Not being Japan does not mean investors should blindly accept the situation. History would suggest that stretched valuations lead to disappointing returns. It is hard to argue that valuations in the US are not elevated (even relative to other regions).

I have heard passive advocates justify the increasing US weighting by making claims about US exceptionalism and the incredible profitability / market dominance of the tech and consumer names. Whilst this might be a credible case it is conflating an active investment view with the use of index funds.  The correct argument – as mentioned above – is that this type of situation is a known and expected feature of a market cap, global equity allocation; and they believe it to be the best method for capturing long-run global equity returns.  

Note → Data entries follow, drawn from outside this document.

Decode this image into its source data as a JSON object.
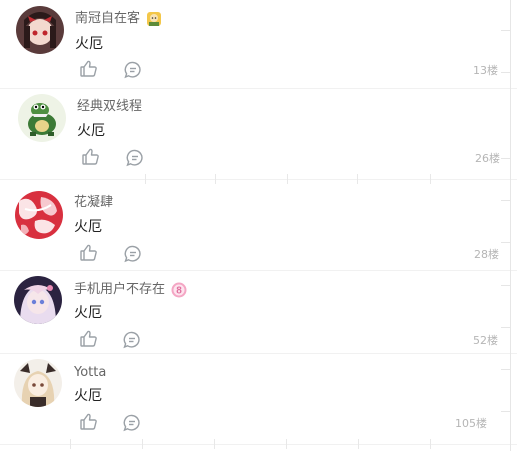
{
  "comments": [
    {
      "username": "南冠自在客",
      "badge_icon": "gold-avatar-badge-icon",
      "text": "火厄",
      "floor": "13楼"
    },
    {
      "username": "经典双线程",
      "badge_icon": "",
      "text": "火厄",
      "floor": "26楼"
    },
    {
      "username": "花凝肆",
      "badge_icon": "",
      "text": "火厄",
      "floor": "28楼"
    },
    {
      "username": "手机用户不存在",
      "badge_icon": "level-8-badge-icon",
      "badge_text": "8",
      "text": "火厄",
      "floor": "52楼"
    },
    {
      "username": "Yotta",
      "badge_icon": "",
      "text": "火厄",
      "floor": "105楼"
    }
  ],
  "colors": {
    "username": "#666666",
    "text": "#222222",
    "floor": "#b5b5b5",
    "icon": "#9aa0a6",
    "badge_pink": "#f4a6c4"
  },
  "icons": {
    "like": "thumbs-up-icon",
    "reply": "comment-bubble-icon"
  }
}
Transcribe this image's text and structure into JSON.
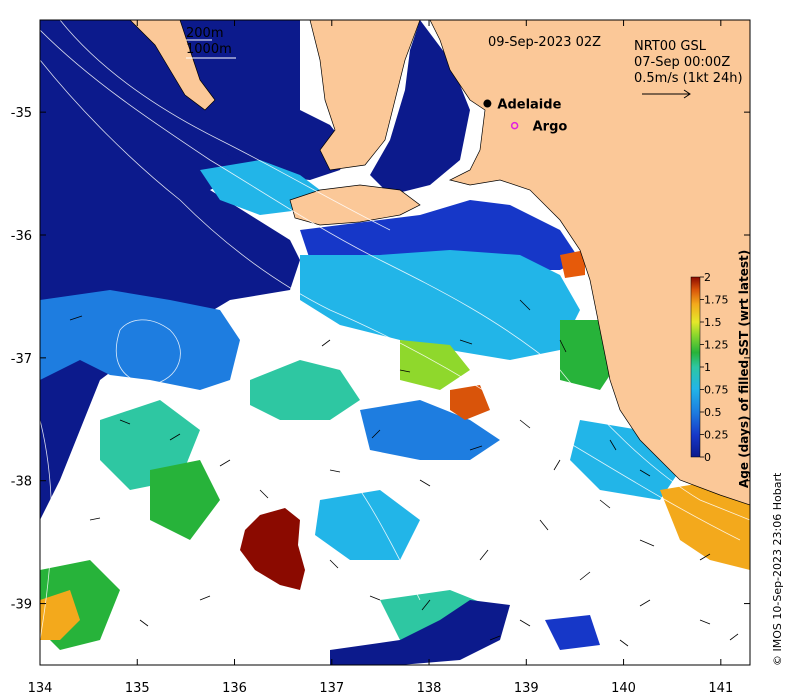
{
  "map": {
    "title": "09-Sep-2023 02Z",
    "contours": [
      "200m",
      "1000m"
    ],
    "current_box": {
      "line1": "NRT00 GSL",
      "line2": "07-Sep 00:00Z",
      "line3": "0.5m/s (1kt 24h)"
    },
    "places": [
      {
        "name": "Adelaide",
        "lon": 138.6,
        "lat": -34.93
      },
      {
        "name": "Argo",
        "lon": 138.88,
        "lat": -35.11
      }
    ],
    "x_ticks": [
      "134",
      "135",
      "136",
      "137",
      "138",
      "139",
      "140",
      "141"
    ],
    "y_ticks": [
      "-35",
      "-36",
      "-37",
      "-38",
      "-39"
    ],
    "lon_range": [
      134.0,
      141.3
    ],
    "lat_range": [
      -39.5,
      -34.25
    ],
    "colorbar": {
      "label": "Age (days) of filled SST (wrt latest)",
      "ticks": [
        "0",
        "0.25",
        "0.5",
        "0.75",
        "1",
        "1.25",
        "1.5",
        "1.75",
        "2"
      ],
      "range": [
        0,
        2
      ]
    },
    "credit": "© IMOS 10-Sep-2023 23:06 Hobart",
    "colors": {
      "land": "#fbc898",
      "age_0": "#0c1a8c",
      "age_2": "#8b0a00",
      "no_data": "#ffffff"
    }
  }
}
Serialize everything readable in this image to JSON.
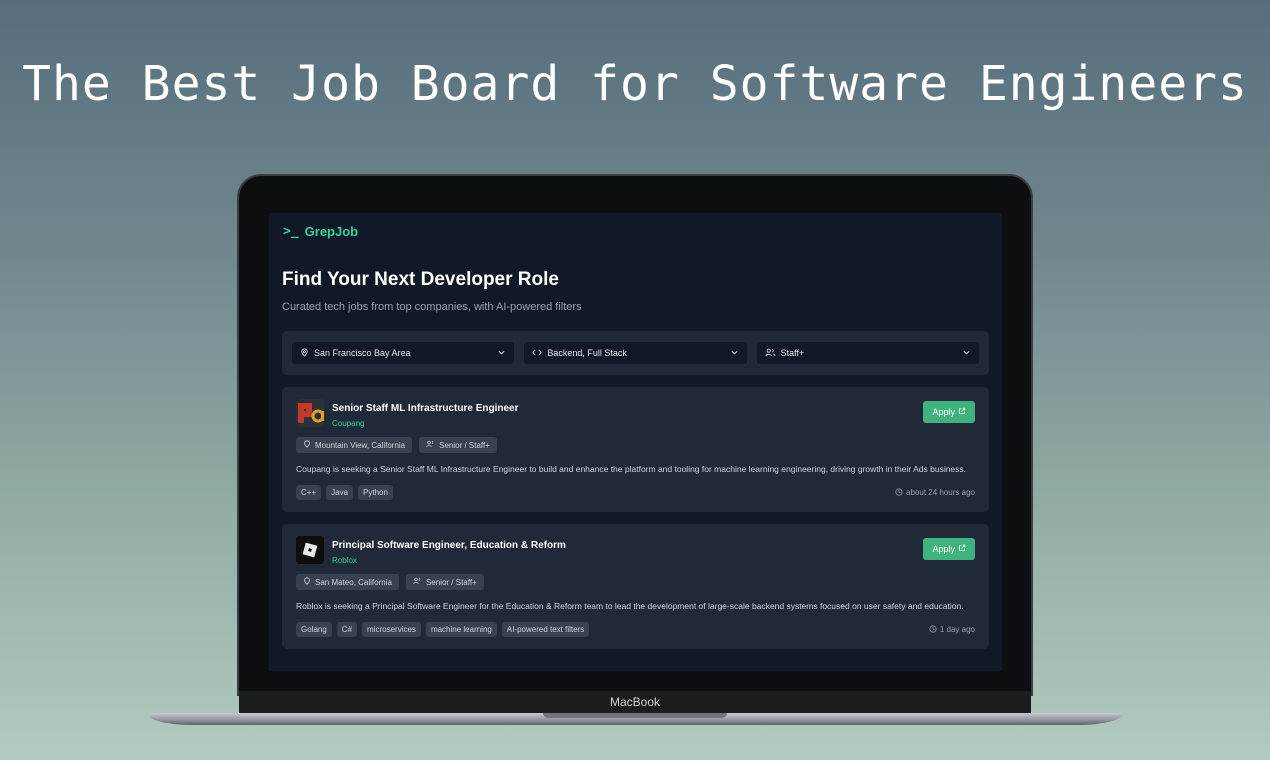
{
  "headline": "The Best Job Board for Software Engineers",
  "device_label": "MacBook",
  "app": {
    "logo_icon": ">_",
    "logo_text": "GrepJob",
    "hero_title": "Find Your Next Developer Role",
    "hero_subtitle": "Curated tech jobs from top companies, with AI-powered filters"
  },
  "filters": [
    {
      "icon": "map-pin-icon",
      "value": "San Francisco Bay Area"
    },
    {
      "icon": "code-icon",
      "value": "Backend, Full Stack"
    },
    {
      "icon": "users-icon",
      "value": "Staff+"
    }
  ],
  "jobs": [
    {
      "title": "Senior Staff ML Infrastructure Engineer",
      "company": "Coupang",
      "location": "Mountain View, California",
      "level": "Senior / Staff+",
      "description": "Coupang is seeking a Senior Staff ML Infrastructure Engineer to build and enhance the platform and tooling for machine learning engineering, driving growth in their Ads business.",
      "tags": [
        "C++",
        "Java",
        "Python"
      ],
      "posted": "about 24 hours ago",
      "apply_label": "Apply"
    },
    {
      "title": "Principal Software Engineer, Education & Reform",
      "company": "Roblox",
      "location": "San Mateo, California",
      "level": "Senior / Staff+",
      "description": "Roblox is seeking a Principal Software Engineer for the Education & Reform team to lead the development of large-scale backend systems focused on user safety and education.",
      "tags": [
        "Golang",
        "C#",
        "microservices",
        "machine learning",
        "AI-powered text filters"
      ],
      "posted": "1 day ago",
      "apply_label": "Apply"
    }
  ],
  "colors": {
    "accent": "#34d399",
    "apply_button": "#3fb37e",
    "screen_bg": "#111827",
    "card_bg": "#1f2937"
  }
}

There are many awful ways to invest that we should avoid at all costs, but there is also no right way -just a range of reasonable techniques all of which come with advantages and serious drawbacks.  Most investors align themselves with a particular religion (active or passive) and summarily dismiss the other. This is unhelpful and belies the realities of hugely uncertain financial markets with often conflicting evidence.

In simple terms, passive country allocators need to accept that they will buy increasing amounts of punitively expensive assets; whereas active investors (at least those with a valuation discipline) will endure multiple years (maybe decades) of severe underperformance even if they are right in the end.

No approach is perfect, we must pick our poison.